Na semana que passei na minha casa precisei administrar o meu tempo com os afazeres que o cotidiano exige, trabalhar, cultivar a saudade que já sentiria dos meus gatos, organizar uma agenda de compromissos e me preparar para uma nova viagem. Desta vez, para o Nordeste. Inclusive, se você mora em João Pessoa ou Recife, vou passar um tempo por aqui, então, podemos tomar um café e falar sobre a vida e/ou sobre trabalho. Inclusive, estou com algumas datas disponíveis para palestras e formações (andreiaoaiguma@gmail.com).
Voltemos ao título do texto. Ou ao porque dele.
Quando Alberto Manguel se mudou de uma casa que mais parecia um palácio para um apartamento em Nova Iorque, ele precisou se desfazer de sua biblioteca. Sei disso, porque li o seu livro Encaixotando minha biblioteca: uma elegia e dez digressões. Lembro-me da angústia que senti e também do quanto que aprendi com aquela leitura, inclusive, talvez, seja tempo de retomá-la, mas não agora, pois o livro não veio comigo.
Vamos as minhas digressões, então:
sempre que preciso tomar decisões importantes, eu arrumo os meus livros. Parece que o tempo que "gasto” entre a poeira acumulada e a surpresa de saber que tenho determinada obra, ou, me questionar o porquê que ainda não li tal título me causam sensações que cabem no indizível. Desta vez, me surpreendi com as duas edições iguais do livro A valsa do adeus, do Kundera. Fiquei atônita me questionando em qual momento eu acumulei aqueles livros (e o que mais tenho acumulado sem perceber); depois separei alguns livros que quero muito ler e pensei: vou levá-los comigo e será uma ótima oportunidade para lê-los. Depois, guardei-os e decidi que traria Grande Sertão: veredas, do Guimarães, porque o que eu preciso neste momento da minha vida é conhecer algo que eu já conheça. Ele veio. Ainda está fechado, mas será aberto; depois, a parte mais difícil, decidir acerca das leituras de trabalho, pois eu preciso terminar o meu relatório do Pós-doc e ainda ofertar algumas formações. Separei. Não sei se vou me arrepender, mas estou com uma estranha sensação de que para esse momento o que tenho me basta. Cadê a falta? Tá em outro lugar, não no trabalho. Ou talvez também esteja, mas "desfocada".
Eu só consegui limpar e organizar os livros literários. Os teóricos continuaram desarumados. Isso diz muita coisa. Na volta, eles serão olhados e também a minha (nova) relação com a pesquisa e o que eu quero, de fato, pesquisar agora.
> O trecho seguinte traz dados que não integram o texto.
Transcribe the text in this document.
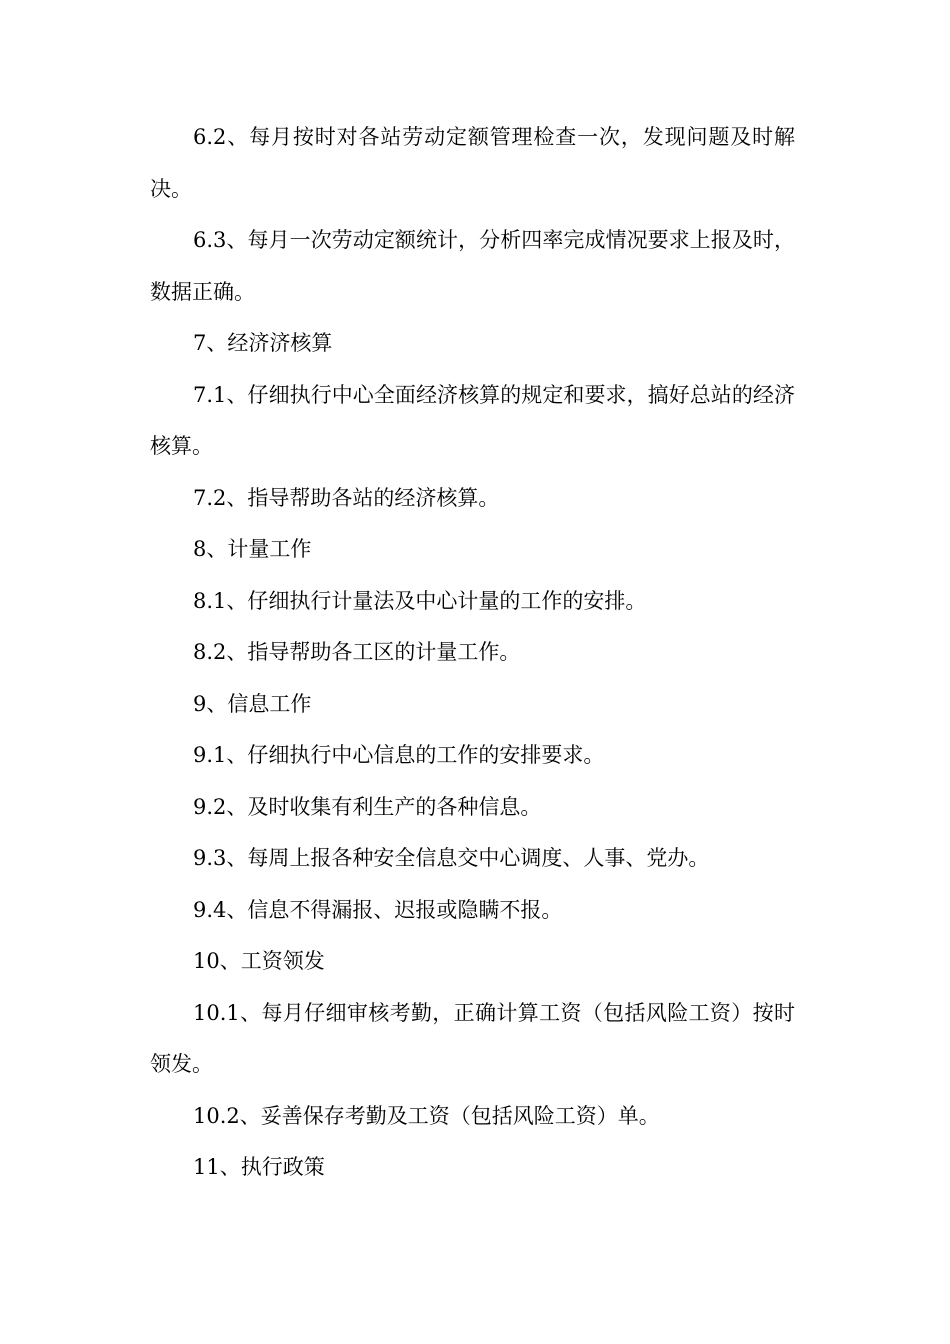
6.2、每月按时对各站劳动定额管理检查一次，发现问题及时解决。

6.3、每月一次劳动定额统计，分析四率完成情况要求上报及时，数据正确。

7、经济济核算

7.1、仔细执行中心全面经济核算的规定和要求，搞好总站的经济核算。

7.2、指导帮助各站的经济核算。

8、计量工作

8.1、仔细执行计量法及中心计量的工作的安排。

8.2、指导帮助各工区的计量工作。

9、信息工作

9.1、仔细执行中心信息的工作的安排要求。

9.2、及时收集有利生产的各种信息。

9.3、每周上报各种安全信息交中心调度、人事、党办。

9.4、信息不得漏报、迟报或隐瞒不报。

10、工资领发

10.1、每月仔细审核考勤，正确计算工资（包括风险工资）按时领发。

10.2、妥善保存考勤及工资（包括风险工资）单。

11、执行政策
Lá atrás, quando ainda fazia doutorado eu desejei uma vida de estudos que fosse atravessada pelo meu querer e ela começou a existir há algum tempo e ganhou força com o Ciclo de Estudos: formação docente e o ensino da literatura, nas versões presencial e on-line. Duas turmas completas e o espanto de saber que pessoas estão dispostas a pagar para estudarem comigo. Viver de literatura? Sim!
O que pode a literatura, afinal? Eu não sei. Ou sei. A literatura pode contribuir com a construção da nossa subjetividade. Ela pode nos ajudar na construção do imaginário. Alimentar as nossas fantasias. Possibilitar-nos o sonhar. Ser AFETO. A literatura é capaz de mostrar outras realidades. Contar histórias. E também nos ajuda a contar a nossa história. Eu tenho experimentado outros corpos, culturas, e ela tem me ajudado a entender sobre mim e a olhar os outros com mais respeito e a olhar alguns (outros) com mais espanto e (outros) com desprezo.
É, a literatura pode muito, mas ela precisa ser democratizada e estar ao alcance de quem deseja ler e também de quem (ainda) não a conhece. Do lado de cá, ela ajuda a pagar as contas, tanto as financeiras, quanto as emocionais. Como? Comprando dois livros iguais pode ser um bom começo para compreender.
Suspiros!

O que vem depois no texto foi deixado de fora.